Ingredients
- 16 oysters, fresh or jarred
- Dash kosher salt
- Freshly ground black pepper, to taste
- Canola oil, for deep-frying
- 1/4 cup all-purpose flour
- 2 large eggs, beaten
- 1 cup Japanese panko breadcrumbs
- 4 cups shredded green cabbage
- 1 lemon, cut into wedges, for garnish
- 1 bottle tonkatsu sauce, or tartar sauce, for dipping
Steps
- Gather the ingredients
- Clean oysters in salted water and dry with paper towels.
- Sprinkle salt and pepper over oysters to season.
- Pour 1 to 2 cups canola oil into a medium-sized pot over medium-high heat. Watch carefully to bring to approximately 350 F.

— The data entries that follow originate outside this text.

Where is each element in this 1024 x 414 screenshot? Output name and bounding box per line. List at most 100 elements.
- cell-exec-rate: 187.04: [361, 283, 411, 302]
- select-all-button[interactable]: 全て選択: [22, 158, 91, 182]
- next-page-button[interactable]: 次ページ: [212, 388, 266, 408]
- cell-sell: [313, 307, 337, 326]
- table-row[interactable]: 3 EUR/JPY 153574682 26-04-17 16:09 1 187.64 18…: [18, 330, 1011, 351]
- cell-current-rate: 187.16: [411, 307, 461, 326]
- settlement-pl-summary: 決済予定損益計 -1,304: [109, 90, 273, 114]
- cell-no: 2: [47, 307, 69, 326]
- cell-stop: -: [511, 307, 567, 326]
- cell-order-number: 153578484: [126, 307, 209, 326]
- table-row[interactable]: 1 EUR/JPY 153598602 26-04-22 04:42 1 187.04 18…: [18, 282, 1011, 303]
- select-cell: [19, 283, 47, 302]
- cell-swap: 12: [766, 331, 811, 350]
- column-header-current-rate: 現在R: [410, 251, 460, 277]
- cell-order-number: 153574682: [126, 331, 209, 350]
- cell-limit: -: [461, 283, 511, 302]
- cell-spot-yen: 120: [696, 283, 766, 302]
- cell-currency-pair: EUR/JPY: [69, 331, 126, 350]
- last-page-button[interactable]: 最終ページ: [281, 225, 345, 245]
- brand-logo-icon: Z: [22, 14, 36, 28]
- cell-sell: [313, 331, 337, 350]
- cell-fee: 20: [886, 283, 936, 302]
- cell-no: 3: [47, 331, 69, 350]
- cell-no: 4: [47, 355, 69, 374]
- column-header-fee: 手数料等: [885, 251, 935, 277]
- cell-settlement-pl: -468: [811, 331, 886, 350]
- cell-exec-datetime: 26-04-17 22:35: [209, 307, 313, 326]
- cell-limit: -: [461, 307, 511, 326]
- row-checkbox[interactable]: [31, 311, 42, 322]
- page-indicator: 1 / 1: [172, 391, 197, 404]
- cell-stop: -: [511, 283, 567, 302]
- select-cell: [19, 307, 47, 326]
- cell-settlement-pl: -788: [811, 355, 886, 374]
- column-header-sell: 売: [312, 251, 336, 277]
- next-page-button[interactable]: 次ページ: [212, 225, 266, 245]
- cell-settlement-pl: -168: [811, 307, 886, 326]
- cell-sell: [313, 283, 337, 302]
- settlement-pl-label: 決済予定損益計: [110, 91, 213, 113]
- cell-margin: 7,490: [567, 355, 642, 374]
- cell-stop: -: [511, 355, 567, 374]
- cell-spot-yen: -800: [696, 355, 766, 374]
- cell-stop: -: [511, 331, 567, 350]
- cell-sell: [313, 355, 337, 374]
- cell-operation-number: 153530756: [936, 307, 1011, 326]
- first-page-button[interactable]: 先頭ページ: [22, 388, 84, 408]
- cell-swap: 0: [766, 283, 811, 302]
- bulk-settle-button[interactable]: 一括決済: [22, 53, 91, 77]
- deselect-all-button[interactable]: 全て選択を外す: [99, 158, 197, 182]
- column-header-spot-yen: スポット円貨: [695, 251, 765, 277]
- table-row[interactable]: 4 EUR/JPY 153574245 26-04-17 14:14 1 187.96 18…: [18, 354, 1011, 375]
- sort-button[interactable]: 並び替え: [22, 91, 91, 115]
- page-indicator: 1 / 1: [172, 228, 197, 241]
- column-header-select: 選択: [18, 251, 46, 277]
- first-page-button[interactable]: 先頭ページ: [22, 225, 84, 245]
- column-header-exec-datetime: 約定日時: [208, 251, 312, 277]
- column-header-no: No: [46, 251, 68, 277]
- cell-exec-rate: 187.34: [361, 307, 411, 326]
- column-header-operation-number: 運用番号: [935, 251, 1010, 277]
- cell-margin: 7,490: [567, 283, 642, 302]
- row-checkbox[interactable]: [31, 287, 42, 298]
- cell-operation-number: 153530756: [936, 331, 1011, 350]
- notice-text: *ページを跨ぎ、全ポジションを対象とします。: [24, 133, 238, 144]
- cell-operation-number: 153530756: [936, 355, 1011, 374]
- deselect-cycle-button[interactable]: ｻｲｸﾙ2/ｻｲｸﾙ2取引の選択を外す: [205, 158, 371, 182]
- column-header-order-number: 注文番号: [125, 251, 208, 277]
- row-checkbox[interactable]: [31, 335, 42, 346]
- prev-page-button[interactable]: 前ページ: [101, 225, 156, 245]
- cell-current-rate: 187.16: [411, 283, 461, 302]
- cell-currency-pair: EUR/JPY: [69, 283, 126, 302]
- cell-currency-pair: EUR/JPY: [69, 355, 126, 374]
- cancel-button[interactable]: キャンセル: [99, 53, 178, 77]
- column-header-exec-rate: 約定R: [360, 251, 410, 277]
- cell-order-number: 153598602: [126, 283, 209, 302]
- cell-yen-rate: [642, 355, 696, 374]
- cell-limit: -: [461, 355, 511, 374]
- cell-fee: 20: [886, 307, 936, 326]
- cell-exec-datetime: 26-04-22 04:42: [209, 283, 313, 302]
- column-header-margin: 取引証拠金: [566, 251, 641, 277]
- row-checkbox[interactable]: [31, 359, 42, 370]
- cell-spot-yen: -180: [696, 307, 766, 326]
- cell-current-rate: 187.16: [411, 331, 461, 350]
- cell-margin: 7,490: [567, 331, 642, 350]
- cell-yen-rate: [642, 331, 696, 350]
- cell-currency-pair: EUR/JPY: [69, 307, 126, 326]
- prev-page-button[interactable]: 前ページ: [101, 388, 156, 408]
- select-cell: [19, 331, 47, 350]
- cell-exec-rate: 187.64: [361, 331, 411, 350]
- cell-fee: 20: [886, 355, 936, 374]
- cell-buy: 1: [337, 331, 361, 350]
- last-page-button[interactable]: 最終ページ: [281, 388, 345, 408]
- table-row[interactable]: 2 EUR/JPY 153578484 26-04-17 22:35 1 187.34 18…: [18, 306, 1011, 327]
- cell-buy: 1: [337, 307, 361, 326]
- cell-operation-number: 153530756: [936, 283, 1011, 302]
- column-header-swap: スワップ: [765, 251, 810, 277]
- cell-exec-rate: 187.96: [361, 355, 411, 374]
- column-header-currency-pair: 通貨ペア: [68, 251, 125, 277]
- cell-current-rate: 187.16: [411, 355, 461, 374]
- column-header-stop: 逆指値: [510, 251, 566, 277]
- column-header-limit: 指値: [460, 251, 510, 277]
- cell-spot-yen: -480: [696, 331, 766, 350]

- Prepare work station to bread oysters. In three separate shallow dishes, add flour in one, beaten eggs in another, and panko in the last dish.
- In this order, coat the oysters first in flour, then eggs, and finally in panko.
- When oil has reached 350 F, fry oysters until brown, about 1 to 2 minutes on one side and then turn over. When they float in the oil, they are done. Drain on paper towels and keep warm.
- Plate thinly julienned (or shredded) cabbage on individual dishes and serve warm fried oysters alongside the cabbage.
- Garnish each plate with 1 to 2 lemon wedges. Serve fried oysters with choices of either bottled ton katsu sauce or bottled tartar sauce.